For the JLP’s opening statement, Health Minister Dr. Christopher Tufton highlighted some of the achievements of his party over the last four years.
“We have created over 100,000 jobs during that period, unemployment being the lowest it has ever been in history, (and) we have done more for the poor. Poverty has declined by some 40 percent. We have delivered for education where students subsidy for the primary and secondary has increased…”, he said. Tufton said his party had delivered on many of their promises from the last election campaign, and will do the same in their next term.
During the 90-minute debate, several questions were raised regarding how both parties plan to handle social issues, including the COVID-19 pandemic and other health issues, education, roads, and mental illness.
Several times during the debate, the members strayed from the issues and used their opportunity to criticize the opposing party. Members of the PNP heckled the JLP for its perceived overuse of marketing and public relations.
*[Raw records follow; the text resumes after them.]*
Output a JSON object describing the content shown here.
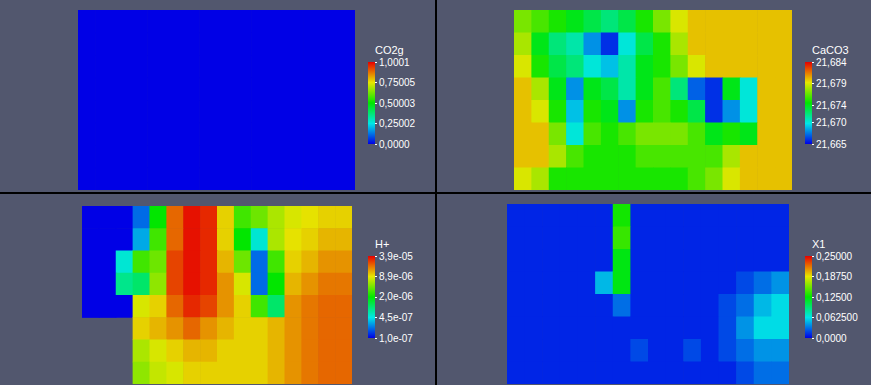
{
  "chart_data": [
    {
      "type": "heatmap",
      "title": "CO2g",
      "colorbar_range": [
        0,
        1.0001
      ],
      "colorbar_ticks": [
        {
          "value": 1.0001,
          "label": "1,0001"
        },
        {
          "value": 0.75005,
          "label": "0,75005"
        },
        {
          "value": 0.50003,
          "label": "0,50003"
        },
        {
          "value": 0.25002,
          "label": "0,25002"
        },
        {
          "value": 0,
          "label": "0,0000"
        }
      ],
      "cells": [
        [
          0,
          0,
          0,
          0,
          0,
          0,
          0,
          0,
          0,
          0,
          0,
          0,
          0,
          0,
          0,
          0
        ],
        [
          0,
          0,
          0,
          0,
          0,
          0,
          0,
          0,
          0,
          0,
          0,
          0,
          0,
          0,
          0,
          0
        ],
        [
          0,
          0,
          0,
          0,
          0,
          0,
          0,
          0,
          0,
          0,
          0,
          0,
          0,
          0,
          0,
          0
        ],
        [
          0,
          0,
          0,
          0,
          0,
          0,
          0,
          0,
          0,
          0,
          0,
          0,
          0,
          0,
          0,
          0
        ],
        [
          0,
          0,
          0,
          0,
          0,
          0,
          0,
          0,
          0,
          0,
          0,
          0,
          0,
          0,
          0,
          0
        ],
        [
          0,
          0,
          0,
          0,
          0,
          0,
          0,
          0,
          0,
          0,
          0,
          0,
          0,
          0,
          0,
          0
        ],
        [
          0,
          0,
          0,
          0,
          0,
          0,
          0,
          0,
          0,
          0,
          0,
          0,
          0,
          0,
          0,
          0
        ],
        [
          0,
          0,
          0,
          0,
          0,
          0,
          0,
          0,
          0,
          0,
          0,
          0,
          0,
          0,
          0,
          0
        ]
      ]
    },
    {
      "type": "heatmap",
      "title": "CaCO3",
      "colorbar_range": [
        21.665,
        21.684
      ],
      "colorbar_ticks": [
        {
          "value": 21.684,
          "label": "21,684"
        },
        {
          "value": 21.679,
          "label": "21,679"
        },
        {
          "value": 21.674,
          "label": "21,674"
        },
        {
          "value": 21.67,
          "label": "21,670"
        },
        {
          "value": 21.665,
          "label": "21,665"
        }
      ],
      "cells": [
        [
          21.677,
          21.676,
          21.675,
          21.674,
          21.673,
          21.672,
          21.673,
          21.675,
          21.677,
          21.679,
          21.68,
          21.68,
          21.68,
          21.68,
          21.68,
          21.68
        ],
        [
          21.678,
          21.674,
          21.672,
          21.671,
          21.668,
          21.666,
          21.67,
          21.673,
          21.675,
          21.678,
          21.68,
          21.68,
          21.68,
          21.68,
          21.68,
          21.68
        ],
        [
          21.679,
          21.675,
          21.673,
          21.672,
          21.67,
          21.669,
          21.671,
          21.674,
          21.675,
          21.677,
          21.679,
          21.68,
          21.68,
          21.68,
          21.68,
          21.68
        ],
        [
          21.68,
          21.678,
          21.674,
          21.668,
          21.674,
          21.673,
          21.671,
          21.674,
          21.676,
          21.672,
          21.667,
          21.666,
          21.674,
          21.67,
          21.68,
          21.68
        ],
        [
          21.68,
          21.679,
          21.675,
          21.669,
          21.675,
          21.674,
          21.668,
          21.675,
          21.676,
          21.675,
          21.673,
          21.666,
          21.668,
          21.67,
          21.68,
          21.68
        ],
        [
          21.68,
          21.68,
          21.677,
          21.67,
          21.676,
          21.675,
          21.676,
          21.677,
          21.677,
          21.677,
          21.676,
          21.674,
          21.675,
          21.674,
          21.68,
          21.68
        ],
        [
          21.68,
          21.68,
          21.678,
          21.676,
          21.675,
          21.675,
          21.675,
          21.676,
          21.676,
          21.676,
          21.676,
          21.676,
          21.678,
          21.68,
          21.68,
          21.68
        ],
        [
          21.679,
          21.678,
          21.675,
          21.675,
          21.675,
          21.675,
          21.675,
          21.675,
          21.675,
          21.675,
          21.676,
          21.677,
          21.679,
          21.68,
          21.68,
          21.68
        ]
      ]
    },
    {
      "type": "heatmap",
      "title": "H+",
      "log": true,
      "colorbar_range": [
        1e-07,
        3.9e-05
      ],
      "colorbar_ticks": [
        {
          "value": 3.9e-05,
          "label": "3,9e-05"
        },
        {
          "value": 8.9e-06,
          "label": "8,9e-06"
        },
        {
          "value": 2e-06,
          "label": "2,0e-06"
        },
        {
          "value": 4.5e-07,
          "label": "4,5e-07"
        },
        {
          "value": 1e-07,
          "label": "1,0e-07"
        }
      ],
      "cells": [
        [
          1e-07,
          1e-07,
          1e-07,
          2e-07,
          2e-06,
          2e-05,
          3.5e-05,
          3e-05,
          1e-05,
          3e-06,
          4e-06,
          6e-06,
          8e-06,
          9e-06,
          1e-05,
          1e-05
        ],
        [
          1e-07,
          1e-07,
          1e-07,
          3e-07,
          3e-06,
          2e-05,
          3.5e-05,
          3e-05,
          1e-05,
          2e-06,
          5e-07,
          6e-06,
          9e-06,
          1e-05,
          1.2e-05,
          1.2e-05
        ],
        [
          1e-07,
          1e-07,
          5e-07,
          3e-06,
          4e-06,
          2.5e-05,
          3.5e-05,
          3e-05,
          1.2e-05,
          4e-06,
          2e-07,
          3e-06,
          1e-05,
          1.2e-05,
          1.5e-05,
          1.5e-05
        ],
        [
          1e-07,
          1e-07,
          8e-07,
          1e-06,
          5e-06,
          2.5e-05,
          3.5e-05,
          3e-05,
          1.5e-05,
          8e-06,
          2e-07,
          2e-06,
          1.2e-05,
          1.5e-05,
          1.8e-05,
          1.8e-05
        ],
        [
          1e-07,
          1e-07,
          1e-07,
          8e-06,
          1e-05,
          2e-05,
          3e-05,
          2.5e-05,
          1.5e-05,
          1e-05,
          3e-06,
          1e-06,
          1.5e-05,
          1.8e-05,
          2e-05,
          2e-05
        ],
        [
          null,
          null,
          null,
          1e-05,
          1.2e-05,
          1.5e-05,
          2e-05,
          1.5e-05,
          1.2e-05,
          1e-05,
          1e-05,
          1.2e-05,
          1.5e-05,
          1.8e-05,
          2e-05,
          2e-05
        ],
        [
          null,
          null,
          null,
          6e-06,
          8e-06,
          1e-05,
          1.2e-05,
          1.2e-05,
          1e-05,
          1e-05,
          1e-05,
          1.2e-05,
          1.5e-05,
          1.8e-05,
          2e-05,
          2e-05
        ],
        [
          null,
          null,
          null,
          5e-06,
          7e-06,
          8e-06,
          1e-05,
          1e-05,
          1e-05,
          1e-05,
          1e-05,
          1.2e-05,
          1.5e-05,
          1.8e-05,
          2e-05,
          2e-05
        ]
      ]
    },
    {
      "type": "heatmap",
      "title": "X1",
      "colorbar_range": [
        0,
        0.25
      ],
      "colorbar_ticks": [
        {
          "value": 0.25,
          "label": "0,25000"
        },
        {
          "value": 0.1875,
          "label": "0,18750"
        },
        {
          "value": 0.125,
          "label": "0,12500"
        },
        {
          "value": 0.0625,
          "label": "0,062500"
        },
        {
          "value": 0,
          "label": "0,0000"
        }
      ],
      "cells": [
        [
          0.01,
          0.01,
          0.01,
          0.01,
          0.01,
          0.01,
          0.13,
          0.01,
          0.01,
          0.01,
          0.01,
          0.01,
          0.01,
          0.01,
          0.01,
          0.01
        ],
        [
          0.01,
          0.01,
          0.01,
          0.01,
          0.01,
          0.01,
          0.14,
          0.01,
          0.01,
          0.01,
          0.01,
          0.01,
          0.01,
          0.01,
          0.01,
          0.01
        ],
        [
          0.01,
          0.01,
          0.01,
          0.01,
          0.01,
          0.01,
          0.12,
          0.01,
          0.01,
          0.01,
          0.01,
          0.01,
          0.01,
          0.01,
          0.01,
          0.01
        ],
        [
          0.01,
          0.01,
          0.01,
          0.01,
          0.01,
          0.05,
          0.12,
          0.01,
          0.01,
          0.01,
          0.01,
          0.01,
          0.01,
          0.02,
          0.03,
          0.04
        ],
        [
          0.01,
          0.01,
          0.01,
          0.01,
          0.01,
          0.01,
          0.03,
          0.01,
          0.01,
          0.01,
          0.01,
          0.01,
          0.02,
          0.03,
          0.05,
          0.06
        ],
        [
          0.01,
          0.01,
          0.01,
          0.01,
          0.01,
          0.01,
          0.01,
          0.01,
          0.01,
          0.01,
          0.01,
          0.01,
          0.02,
          0.04,
          0.06,
          0.06
        ],
        [
          0.01,
          0.01,
          0.01,
          0.01,
          0.01,
          0.01,
          0.01,
          0.02,
          0.01,
          0.01,
          0.02,
          0.01,
          0.02,
          0.03,
          0.04,
          0.04
        ],
        [
          0.01,
          0.01,
          0.01,
          0.01,
          0.01,
          0.01,
          0.01,
          0.01,
          0.01,
          0.01,
          0.01,
          0.01,
          0.01,
          0.02,
          0.03,
          0.03
        ]
      ]
    }
  ]
}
Pryce, the PNP candidate for St Catherine East Central and a former TV presenter, even subtly delivered a low-blow to Dr. Tufton, making mention of a recent personal scandal which also involved a local marketing agency.
The members of the JLP did not stay quiet. Green fired back, referring to the PNP as the “Pipeline National Party.” Foreign Affairs minister, Johnson-Smith also took a swipe at the PNP, stating that “if the PNP could build a good country like how they build a good story, they would make a government.”
Overall, viewers largely agreed that Green, the state minister in the ministry of industry, commerce, agriculture and fisheries, was the JLP’s outstanding debater.
On the other side, Hanna was hailed for her delivery, style, confidence, while Pryce was praised for his articulation of the points, facts presented and rebuttals. The JLP’s Johnson-Smith and Tufton were regarded as average presenters.
For many viewers, the overwhelming disappointment of the night came from Dayton Campbell, current Shadow Minister for Health.
His use of the death of Jodian Feraron, who died under controversial circumstances in April, was heavily criticized. Tufton, during the debate, accused Campbell of seeking to politicise the young woman’s death. Campbell was also criticized for implying that members of the opposing team suffered from mental illness, which seemed to downplay the seriousness of the issue.
In the closing statements, Pryce of PNP urged Jamaicans not to elect a party that depends on marketing and public relations for a good reputation. On the other hand, Johnson-Smith assured that the JLP will continue to get them through the COVID-19 pandemic.
The second debate, on financial issues, will be held on Thursday, August 27 between the PNP’s Mark Golding and Finance Minister Nigel Clarke. The culminating Leaders’ Debate between Prime Minister Andrew Holness and Opposition Leader, Dr Peter Phillips, is to be staged on Saturday, August 27.